El hombre gordo gritó y se echó atrás cuando vio la katana desenfundada que Akodo Gen llevaba en la mano. Los jugadores se espantaron, se levantaron de la mesa y se apartaron hacia las esquinas de la tenebrosa estancia formando un gran escándalo. Los tres tatuados miraron a Gen, en silencio. Junto a ellos, en el suelo, había largos cuchillos. Y en su mirada había muerte.


Dos horas después, Gen era feliz. Caminaba de vuelta a su hogar, con una chiquilla pegada a su cintura, tan agarrada que nunca hubiera pensado que la pequeña Koko tuviera tanta fuerza. La niña lloraba de emoción, libre del cruel destino que la Yakuza le tenía preparado en algún prostíbulo de la capital. El anciano ya consideraba a la pequeña como su propia hija, y por ella había hecho lo impensable para llevarla a la seguridad de su casa. Ahora la cuidaría, le daría una educación, e intentaría darle el nombre de su familia haciéndola pasar por una hija bastarda.

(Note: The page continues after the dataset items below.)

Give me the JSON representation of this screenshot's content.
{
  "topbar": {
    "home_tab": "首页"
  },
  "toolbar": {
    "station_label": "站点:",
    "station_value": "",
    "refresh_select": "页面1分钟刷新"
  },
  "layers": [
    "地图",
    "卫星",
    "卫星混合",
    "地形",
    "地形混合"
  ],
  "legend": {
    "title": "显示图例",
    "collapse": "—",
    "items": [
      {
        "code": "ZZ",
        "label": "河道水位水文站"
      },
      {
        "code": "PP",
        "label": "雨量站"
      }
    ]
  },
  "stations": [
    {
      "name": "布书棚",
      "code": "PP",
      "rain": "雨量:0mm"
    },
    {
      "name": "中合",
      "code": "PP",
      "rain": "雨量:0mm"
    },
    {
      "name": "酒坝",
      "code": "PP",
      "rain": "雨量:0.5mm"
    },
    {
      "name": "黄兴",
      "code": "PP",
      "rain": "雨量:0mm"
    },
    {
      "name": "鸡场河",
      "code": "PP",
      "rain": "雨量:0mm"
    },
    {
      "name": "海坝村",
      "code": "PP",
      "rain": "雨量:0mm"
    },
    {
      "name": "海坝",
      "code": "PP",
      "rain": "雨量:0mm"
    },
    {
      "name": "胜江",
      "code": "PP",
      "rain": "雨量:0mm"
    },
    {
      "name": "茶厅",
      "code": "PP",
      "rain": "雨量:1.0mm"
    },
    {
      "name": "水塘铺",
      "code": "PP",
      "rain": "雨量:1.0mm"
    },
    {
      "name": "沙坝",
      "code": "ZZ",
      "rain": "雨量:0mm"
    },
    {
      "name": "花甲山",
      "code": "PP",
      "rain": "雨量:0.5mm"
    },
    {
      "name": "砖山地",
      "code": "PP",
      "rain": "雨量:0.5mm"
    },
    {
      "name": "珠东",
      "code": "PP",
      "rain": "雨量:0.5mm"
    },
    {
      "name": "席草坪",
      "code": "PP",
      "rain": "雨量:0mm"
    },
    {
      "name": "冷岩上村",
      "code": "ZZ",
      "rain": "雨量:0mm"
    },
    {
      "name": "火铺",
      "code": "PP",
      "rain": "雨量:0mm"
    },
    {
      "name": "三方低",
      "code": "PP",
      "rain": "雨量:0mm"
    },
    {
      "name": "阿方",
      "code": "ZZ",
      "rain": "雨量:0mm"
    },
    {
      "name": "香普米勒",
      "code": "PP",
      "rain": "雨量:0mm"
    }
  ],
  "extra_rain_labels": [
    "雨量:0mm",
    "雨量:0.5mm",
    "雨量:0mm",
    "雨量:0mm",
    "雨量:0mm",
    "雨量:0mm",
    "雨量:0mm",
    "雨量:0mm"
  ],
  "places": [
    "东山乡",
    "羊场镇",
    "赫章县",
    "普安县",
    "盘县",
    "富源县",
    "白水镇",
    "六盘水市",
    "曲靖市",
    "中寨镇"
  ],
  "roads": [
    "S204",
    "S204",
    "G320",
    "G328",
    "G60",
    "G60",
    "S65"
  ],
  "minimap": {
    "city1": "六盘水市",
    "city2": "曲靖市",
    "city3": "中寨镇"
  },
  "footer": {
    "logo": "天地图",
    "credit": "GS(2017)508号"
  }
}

Toda su vida había vivido según el Bushido, toda su vida había sido el centro de su existencia, y por aquella niña flaca había quebrado uno de sus más sagrados principios. Aquella noche de brisa fresca y verano naciente, Gen el recto, Gen el inflexible, Gen el que siempre seguía las normas, había vendido la valiosa katana familiar. Por primera vez en seis años, una sonrisa de libertad asomó a su endurecido y arrugado rostro.